The renegotiation of rent also provides the landlord with the opportunity to request additional security from the tenant. As such, a landlord may consider asking for an indemnity or guarantee from the principal or principals of the tenant, or increasing the limits of an existing guarantee. A landlord may also go so far as to ask that the principal(s) support the guarantee with a collateral mortgage against properties owned by the principal(s).
More sophisticated landlords and tenants may consider a cash security deposit or a letter of credit securing the performance of the tenant’s rental obligations. However, both forms of security have their advantages and disadvantages. Letters of credit are easier to deal with and less expensive for the tenant, but have finite terms and often must be renewed from year to year.
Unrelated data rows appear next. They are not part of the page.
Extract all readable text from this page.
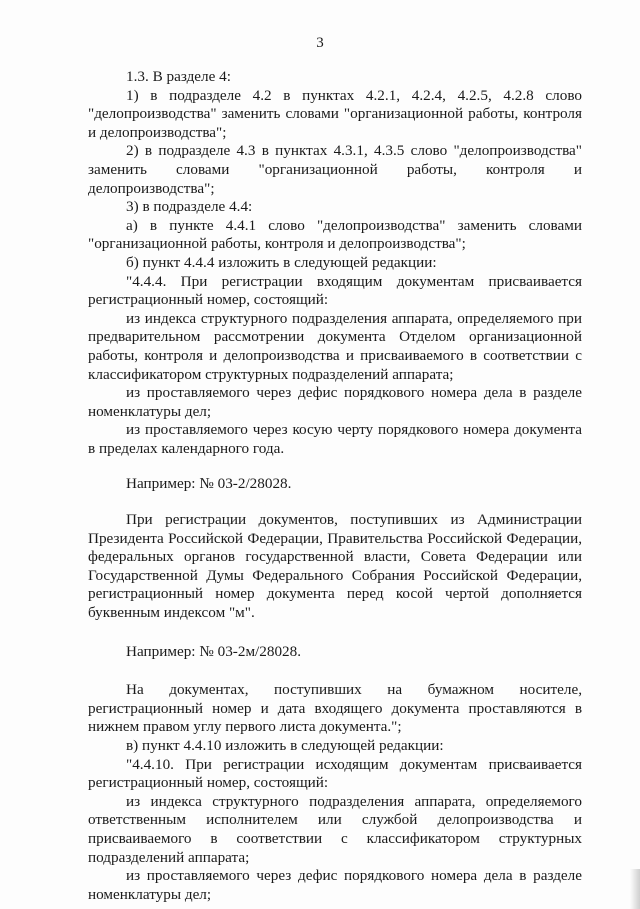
3

1.3. В разделе 4:

1) в подразделе 4.2 в пунктах 4.2.1, 4.2.4, 4.2.5, 4.2.8 слово "делопроизводства" заменить словами "организационной работы, контроля и делопроизводства";

2) в подразделе 4.3 в пунктах 4.3.1, 4.3.5 слово "делопроизводства" заменить словами "организационной работы, контроля и делопроизводства";

3) в подразделе 4.4:

а) в пункте 4.4.1 слово "делопроизводства" заменить словами "организационной работы, контроля и делопроизводства";

б) пункт 4.4.4 изложить в следующей редакции:

"4.4.4. При регистрации входящим документам присваивается регистрационный номер, состоящий:

из индекса структурного подразделения аппарата, определяемого при предварительном рассмотрении документа Отделом организационной работы, контроля и делопроизводства и присваиваемого в соответствии с классификатором структурных подразделений аппарата;

из проставляемого через дефис порядкового номера дела в разделе номенклатуры дел;

из проставляемого через косую черту порядкового номера документа в пределах календарного года.

Например: № 03-2/28028.

При регистрации документов, поступивших из Администрации Президента Российской Федерации, Правительства Российской Федерации, федеральных органов государственной власти, Совета Федерации или Государственной Думы Федерального Собрания Российской Федерации, регистрационный номер документа перед косой чертой дополняется буквенным индексом "м".

Например: № 03-2м/28028.

На документах, поступивших на бумажном носителе, регистрационный номер и дата входящего документа проставляются в нижнем правом углу первого листа документа.";

в) пункт 4.4.10 изложить в следующей редакции:

"4.4.10. При регистрации исходящим документам присваивается регистрационный номер, состоящий:

из индекса структурного подразделения аппарата, определяемого ответственным исполнителем или службой делопроизводства и присваиваемого в соответствии с классификатором структурных подразделений аппарата;

из проставляемого через дефис порядкового номера дела в разделе номенклатуры дел;
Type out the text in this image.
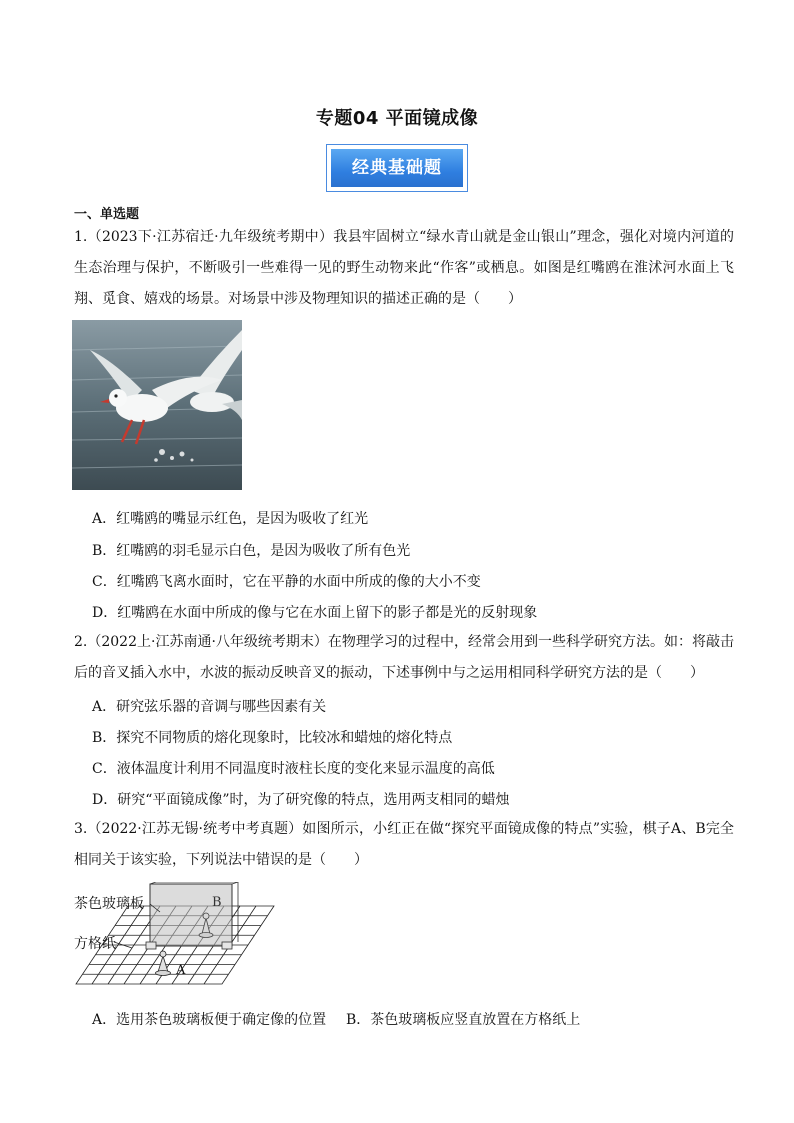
专题04 平面镜成像
经典基础题
一、单选题
1.（2023下·江苏宿迁·九年级统考期中）我县牢固树立“绿水青山就是金山银山”理念，强化对境内河道的生态治理与保护，不断吸引一些难得一见的野生动物来此“作客”或栖息。如图是红嘴鸥在淮沭河水面上飞翔、觅食、嬉戏的场景。对场景中涉及物理知识的描述正确的是（　　）
A．红嘴鸥的嘴显示红色，是因为吸收了红光
B．红嘴鸥的羽毛显示白色，是因为吸收了所有色光
C．红嘴鸥飞离水面时，它在平静的水面中所成的像的大小不变
D．红嘴鸥在水面中所成的像与它在水面上留下的影子都是光的反射现象
2.（2022上·江苏南通·八年级统考期末）在物理学习的过程中，经常会用到一些科学研究方法。如：将敲击后的音叉插入水中，水波的振动反映音叉的振动，下述事例中与之运用相同科学研究方法的是（　　）
A．研究弦乐器的音调与哪些因素有关
B．探究不同物质的熔化现象时，比较冰和蜡烛的熔化特点
C．液体温度计利用不同温度时液柱长度的变化来显示温度的高低
D．研究“平面镜成像”时，为了研究像的特点，选用两支相同的蜡烛
3.（2022·江苏无锡·统考中考真题）如图所示，小红正在做“探究平面镜成像的特点”实验，棋子A、B完全相同关于该实验，下列说法中错误的是（　　）
茶色玻璃板
方格纸
B
A
A．选用茶色玻璃板便于确定像的位置 B．茶色玻璃板应竖直放置在方格纸上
Cash security deposits held by the landlord are more accessible by the landlord, but form part of the estate of a bankrupt tenant. As such, the trustee in bankruptcy could require the landlord to pay over the security deposit.
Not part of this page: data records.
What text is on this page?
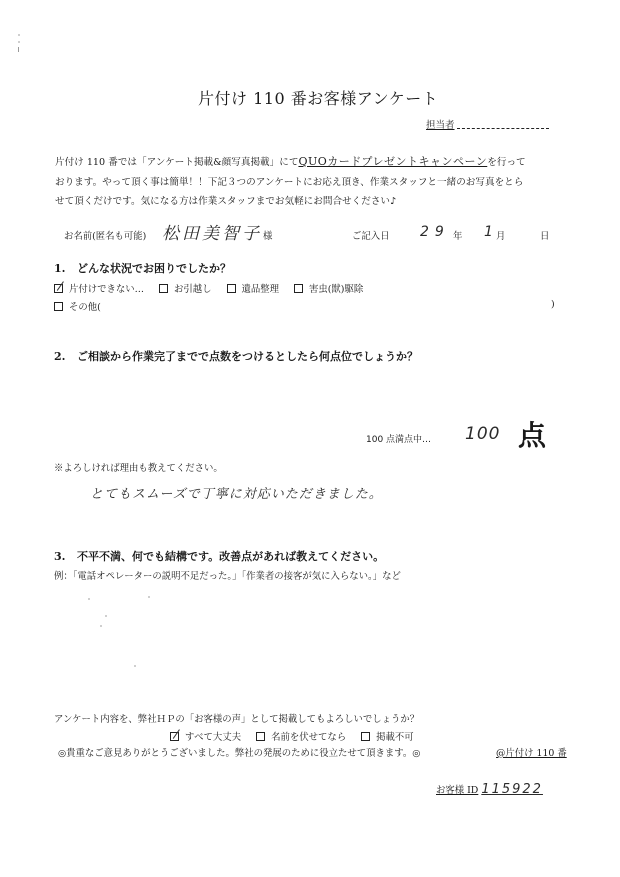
片付け 110 番お客様アンケート
担当者
片付け 110 番では「アンケート掲載&顔写真掲載」にてQUOカードプレゼントキャンペーンを行って
おります。やって頂く事は簡単！！下記３つのアンケートにお応え頂き、作業スタッフと一緒のお写真をとら
せて頂くだけです。気になる方は作業スタッフまでお気軽にお問合せください♪
お名前(匿名も可能) 松田美智子 様	ご記入日 29 年 1 月	日
1. どんな状況でお困りでしたか？
片付けできない…	お引越し	遺品整理	害虫(獣)駆除
その他(	)
2. ご相談から作業完了までで点数をつけるとしたら何点位でしょうか？
100 点満点中… 100 点
※よろしければ理由も教えてください。
とてもスムーズで丁寧に対応いただきました。
3. 不平不満、何でも結構です。改善点があれば教えてください。
例：「電話オペレーターの説明不足だった。」「作業者の接客が気に入らない。」など
アンケート内容を、弊社ＨＰの「お客様の声」として掲載してもよろしいでしょうか？
すべて大丈夫	名前を伏せてなら	掲載不可
◎貴重なご意見ありがとうございました。弊社の発展のために役立たせて頂きます。◎	@片付け 110 番
お客様 ID 115922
A landlord may also require the tenant to provide the landlord with a security interest over the personal property of the tenant. However, to be perfected, such interests usually must be registered with the appropriate personal property registry and must be monitored for renewals. In addition, the tenant’s lender will invariably require postponement of landlords' security interest. Nonetheless, a general security agreement may still be worthwhile for a landlord especially where there is significant value in the tenant’s personal property.
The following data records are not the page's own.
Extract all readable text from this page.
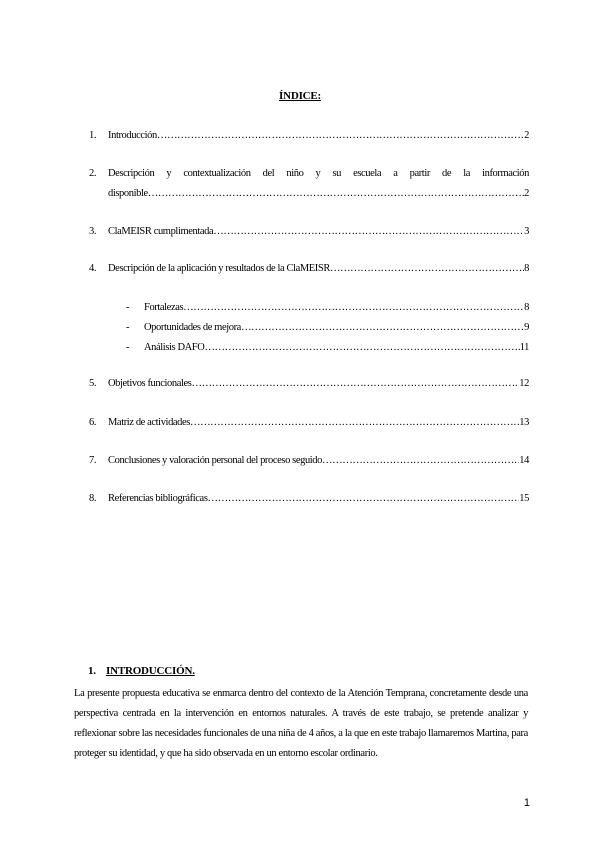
ÍNDICE:
1.	Introducción ……………………………………………………………………………………………………………………………………………………………	2
2.	Descripción y contextualización del niño y su escuela a partir de la información
disponible ……………………………………………………………………………………………………………………………………………………………	2
3.	ClaMEISR cumplimentada ……………………………………………………………………………………………………………………………………………………………	3
4.	Descripción de la aplicación y resultados de la ClaMEISR ……………………………………………………………………………………………………………………………………………………………	8
-	Fortalezas ……………………………………………………………………………………………………………………………………………………………	8
-	Oportunidades de mejora ……………………………………………………………………………………………………………………………………………………………	9
-	Análisis DAFO ……………………………………………………………………………………………………………………………………………………………	11
5.	Objetivos funcionales ……………………………………………………………………………………………………………………………………………………………	12
6.	Matriz de actividades ……………………………………………………………………………………………………………………………………………………………	13
7.	Conclusiones y valoración personal del proceso seguido ……………………………………………………………………………………………………………………………………………………………	14
8.	Referencias bibliográficas ……………………………………………………………………………………………………………………………………………………………	15
1. INTRODUCCIÓN.
La presente propuesta educativa se enmarca dentro del contexto de la Atención Temprana, concretamente desde una perspectiva centrada en la intervención en entornos naturales. A través de este trabajo, se pretende analizar y reflexionar sobre las necesidades funcionales de una niña de 4 años, a la que en este trabajo llamaremos Martina, para proteger su identidad, y que ha sido observada en un entorno escolar ordinario.
1
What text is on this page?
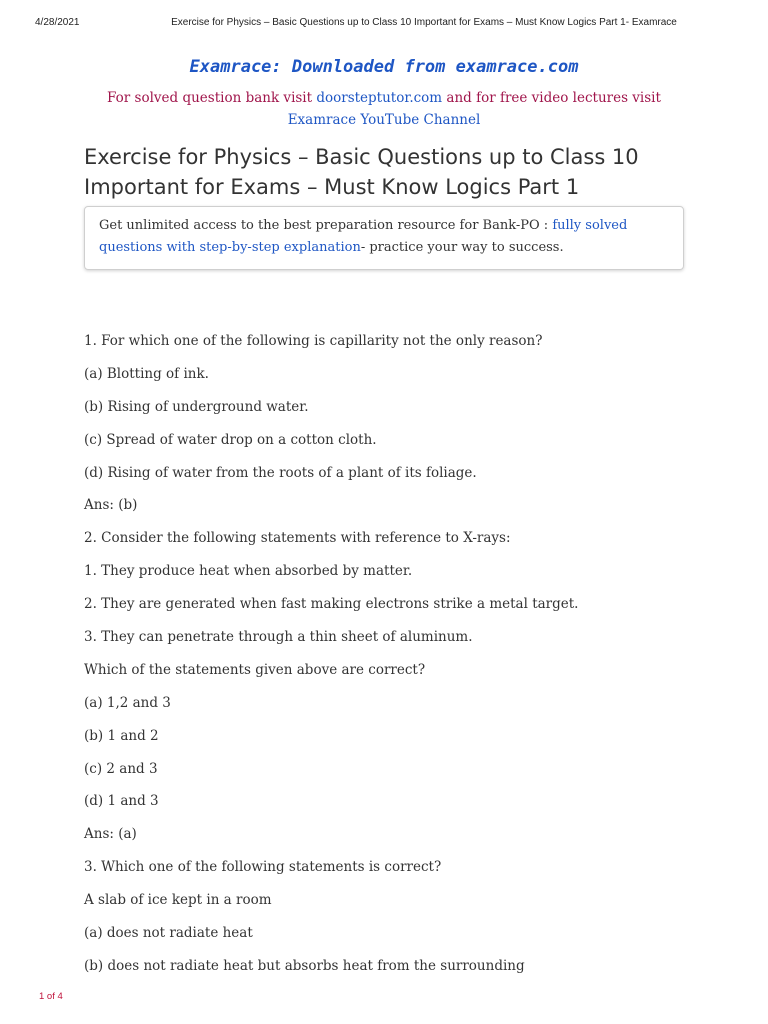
4/28/2021	Exercise for Physics – Basic Questions up to Class 10 Important for Exams – Must Know Logics Part 1- Examrace
Examrace: Downloaded from examrace.com
For solved question bank visit doorsteptutor.com and for free video lectures visit
Examrace YouTube Channel
Exercise for Physics – Basic Questions up to Class 10 Important for Exams – Must Know Logics Part 1
Get unlimited access to the best preparation resource for Bank-PO : fully solved questions with step-by-step explanation- practice your way to success.

1. For which one of the following is capillarity not the only reason?

(a) Blotting of ink.

(b) Rising of underground water.

(c) Spread of water drop on a cotton cloth.

(d) Rising of water from the roots of a plant of its foliage.

Ans: (b)

2. Consider the following statements with reference to X-rays:

1. They produce heat when absorbed by matter.

2. They are generated when fast making electrons strike a metal target.

3. They can penetrate through a thin sheet of aluminum.

Which of the statements given above are correct?

(a) 1,2 and 3

(b) 1 and 2

(c) 2 and 3

(d) 1 and 3

Ans: (a)

3. Which one of the following statements is correct?

A slab of ice kept in a room

(a) does not radiate heat

(b) does not radiate heat but absorbs heat from the surrounding

1 of 4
Partial Surrender of Premises
Rather than reducing the rental rate, a landlord and tenant may simply reduce the amount of space that the tenant is leasing. However, this is of little use to a landlord unless the surrendered space is marketable and the landlord has another party ready to lease the surrendered space. Any agreement to surrender space should also take into account the costs to the landlord to re-demise the space.
Before agreeing to any amendments, the landlord must consider whether revisions to the lease run afoul of contractual arrangements with other parties. For example, the landlord's financing may prevent the landlord from agreeing to reduce rent, or reduce or extend the term of the lease, without the lender's consent. Most non-disturbance agreements also require the lender's consent to material changes to a lease.
A landlord should also consider predecessor tenant(s) or indemnifiers or guarantors. If an indemnity or guarantee was given in the context of an assignment of the lease, such predecessor tenant(s) or indemnifiers or guarantors may not be liable for such amendments.
Finally, and perhaps most importantly, a landlord should consider whether a renegotiation of lease terms is actually warranted. In other words, a landlord should require the tenant to demonstrate that reduced rent will enable the tenant to continue to operate its business and pay rent. To this end, a landlord may request the tenant to provide the following:
- audited financial statements of the tenant for the last two or three fiscal years
- the monthly financial statements of the tenant for the last few months
- statements of cash flow for the last few months;
- cash flow budgets and forecasts for the upcoming year
- a revised business plan
The landlord may also consider requesting that the tenant's lenders/creditors be involved in any discussions that might occur.
Where a perfectly valid lease is in place, most landlords will instinctively resist changing its terms, especially if such changes mean accepting less if only for a short period of time. However, some short term pain on the landlord’s part may go a long way to enabling the survival of a tenant which in most cases will benefit the landlord in the long run.